Over the years, my bitterness has waned. I still get confused over it, and a little riled up. But I know now that tithing isn’t just about cash. It’s not about legalism. It’s not anything I was taught that it was. It is about your heart, and giving to something that you truly believe in. Whether it’s Agora or the Red Cross. It’s about your time. It’s about your resources. It’s about your availability. It’s about a greater good, and not a pastor’s paycheck. I now give, but because I believe in what I give to. I know I get back for what I give. But what I get back is more spiritual than monetary. I’m cool with that because I understand it and don’t carry false expectations. And I give “with a joyful heart” as is noted in the scripture.
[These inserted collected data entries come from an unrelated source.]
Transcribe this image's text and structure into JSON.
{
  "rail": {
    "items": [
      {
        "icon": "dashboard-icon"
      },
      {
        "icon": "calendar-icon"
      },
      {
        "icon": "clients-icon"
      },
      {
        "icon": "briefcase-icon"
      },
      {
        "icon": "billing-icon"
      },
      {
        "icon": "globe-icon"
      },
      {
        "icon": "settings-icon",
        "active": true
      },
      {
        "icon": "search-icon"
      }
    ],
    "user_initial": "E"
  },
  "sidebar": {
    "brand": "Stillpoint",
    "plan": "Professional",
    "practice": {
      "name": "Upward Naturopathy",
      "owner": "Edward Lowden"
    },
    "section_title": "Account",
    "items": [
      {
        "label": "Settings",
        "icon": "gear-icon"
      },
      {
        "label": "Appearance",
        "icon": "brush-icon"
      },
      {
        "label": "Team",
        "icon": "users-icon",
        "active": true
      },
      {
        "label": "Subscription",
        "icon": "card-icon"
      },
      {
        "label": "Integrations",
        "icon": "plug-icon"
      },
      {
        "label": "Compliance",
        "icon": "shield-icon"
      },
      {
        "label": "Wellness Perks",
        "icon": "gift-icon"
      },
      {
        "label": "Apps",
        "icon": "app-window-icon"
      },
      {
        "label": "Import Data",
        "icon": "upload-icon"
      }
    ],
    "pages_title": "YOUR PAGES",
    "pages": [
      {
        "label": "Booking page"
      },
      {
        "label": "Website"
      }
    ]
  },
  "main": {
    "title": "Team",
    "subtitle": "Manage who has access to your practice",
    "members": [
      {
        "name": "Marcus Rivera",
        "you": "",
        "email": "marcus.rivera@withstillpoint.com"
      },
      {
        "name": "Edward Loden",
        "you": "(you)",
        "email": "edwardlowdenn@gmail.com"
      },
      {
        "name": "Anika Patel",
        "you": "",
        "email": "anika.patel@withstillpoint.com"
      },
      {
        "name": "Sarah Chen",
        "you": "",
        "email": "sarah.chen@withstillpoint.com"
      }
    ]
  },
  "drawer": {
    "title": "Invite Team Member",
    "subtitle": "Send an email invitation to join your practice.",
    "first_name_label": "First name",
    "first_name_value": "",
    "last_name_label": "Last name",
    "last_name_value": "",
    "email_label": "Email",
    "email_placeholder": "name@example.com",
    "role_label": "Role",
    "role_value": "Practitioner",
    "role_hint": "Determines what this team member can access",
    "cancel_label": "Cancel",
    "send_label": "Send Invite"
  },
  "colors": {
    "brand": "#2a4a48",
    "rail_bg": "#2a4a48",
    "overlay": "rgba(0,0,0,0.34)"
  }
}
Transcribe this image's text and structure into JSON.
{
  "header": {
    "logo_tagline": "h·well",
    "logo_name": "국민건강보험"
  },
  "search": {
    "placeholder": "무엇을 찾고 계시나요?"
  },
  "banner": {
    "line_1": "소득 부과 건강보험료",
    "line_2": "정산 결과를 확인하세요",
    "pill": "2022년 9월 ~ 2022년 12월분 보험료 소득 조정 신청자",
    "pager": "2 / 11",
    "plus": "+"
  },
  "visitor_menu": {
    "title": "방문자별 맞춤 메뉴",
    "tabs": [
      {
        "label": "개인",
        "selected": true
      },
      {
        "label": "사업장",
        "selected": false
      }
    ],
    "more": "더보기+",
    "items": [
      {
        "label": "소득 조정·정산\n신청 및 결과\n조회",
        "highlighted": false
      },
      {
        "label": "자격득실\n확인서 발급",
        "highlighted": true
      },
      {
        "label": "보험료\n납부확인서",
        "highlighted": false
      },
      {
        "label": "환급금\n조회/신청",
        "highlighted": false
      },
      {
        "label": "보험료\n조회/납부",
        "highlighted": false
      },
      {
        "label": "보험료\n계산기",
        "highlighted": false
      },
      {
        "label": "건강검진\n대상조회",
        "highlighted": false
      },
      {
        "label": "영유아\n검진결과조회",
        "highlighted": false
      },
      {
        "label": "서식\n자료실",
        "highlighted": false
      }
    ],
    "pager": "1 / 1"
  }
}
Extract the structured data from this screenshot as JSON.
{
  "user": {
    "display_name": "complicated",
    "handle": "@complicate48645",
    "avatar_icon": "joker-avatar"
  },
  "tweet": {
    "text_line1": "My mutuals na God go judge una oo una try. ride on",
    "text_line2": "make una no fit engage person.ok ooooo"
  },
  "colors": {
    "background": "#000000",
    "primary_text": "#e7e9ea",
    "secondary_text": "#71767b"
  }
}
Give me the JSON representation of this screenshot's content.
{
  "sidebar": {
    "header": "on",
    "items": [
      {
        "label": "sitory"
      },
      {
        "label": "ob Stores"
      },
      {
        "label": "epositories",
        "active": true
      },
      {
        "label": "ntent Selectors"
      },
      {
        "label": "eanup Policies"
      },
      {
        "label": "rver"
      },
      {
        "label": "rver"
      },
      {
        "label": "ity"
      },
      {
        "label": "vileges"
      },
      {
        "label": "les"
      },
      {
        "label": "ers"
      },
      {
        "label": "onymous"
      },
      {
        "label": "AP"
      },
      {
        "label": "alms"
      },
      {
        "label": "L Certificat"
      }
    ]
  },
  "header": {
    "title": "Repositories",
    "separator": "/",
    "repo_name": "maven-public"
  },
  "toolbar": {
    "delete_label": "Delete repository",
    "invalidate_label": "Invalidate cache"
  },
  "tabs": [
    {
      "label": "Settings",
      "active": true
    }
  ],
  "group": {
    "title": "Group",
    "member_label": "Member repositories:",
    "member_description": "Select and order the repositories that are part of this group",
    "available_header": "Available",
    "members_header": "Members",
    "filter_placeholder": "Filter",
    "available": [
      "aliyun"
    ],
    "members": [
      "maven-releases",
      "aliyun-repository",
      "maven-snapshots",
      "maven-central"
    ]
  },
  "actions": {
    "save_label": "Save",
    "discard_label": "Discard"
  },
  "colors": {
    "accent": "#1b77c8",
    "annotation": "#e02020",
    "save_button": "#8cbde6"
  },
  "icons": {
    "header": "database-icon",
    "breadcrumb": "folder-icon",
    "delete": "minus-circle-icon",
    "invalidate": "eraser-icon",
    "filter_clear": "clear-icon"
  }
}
I talked to my dad about it tonight, and I asked, “Do you look back and regret attending that church?” Surprisingly, he began to sing, “I don’t regret a mile, that I‘ve walked with the Lord.” I was surprised. He responded, “I did what I thought was right at the time. I do regret seeing others get hurt. I regret not knowing enough to prevent that from happening. But I followed my heart.”
Now, I am not against tithing. Not at all. I just want the truth to be told. I don’t want people to think that just because they tithe, they are immune from bankruptcy, accidents, or other hard times. I don’t want people to expect a monetary payback. I want people to know that it’s a heart matter.
Eventually, Robert started a second church in the Oklahoma City area. Our church never grew, but decreased in size. So, his tithes decreased. He became bitter. He had a rent house or two that he gained income from, but he said it was the church’s responsibility to pay his bills. He took a pizza delivery job and made sure we all knew he had to sacrifice because of us. After trekking back and forth to OKC, and becoming more and more agitated, a matriarch of the church sent him a letter outlining what God had told her to tell him. The letter called out an affair he had been having with a married woman in the OKC church. He was enraged and resigned. The church immediately dissolved, to the relief of those who had stayed to the bitter end.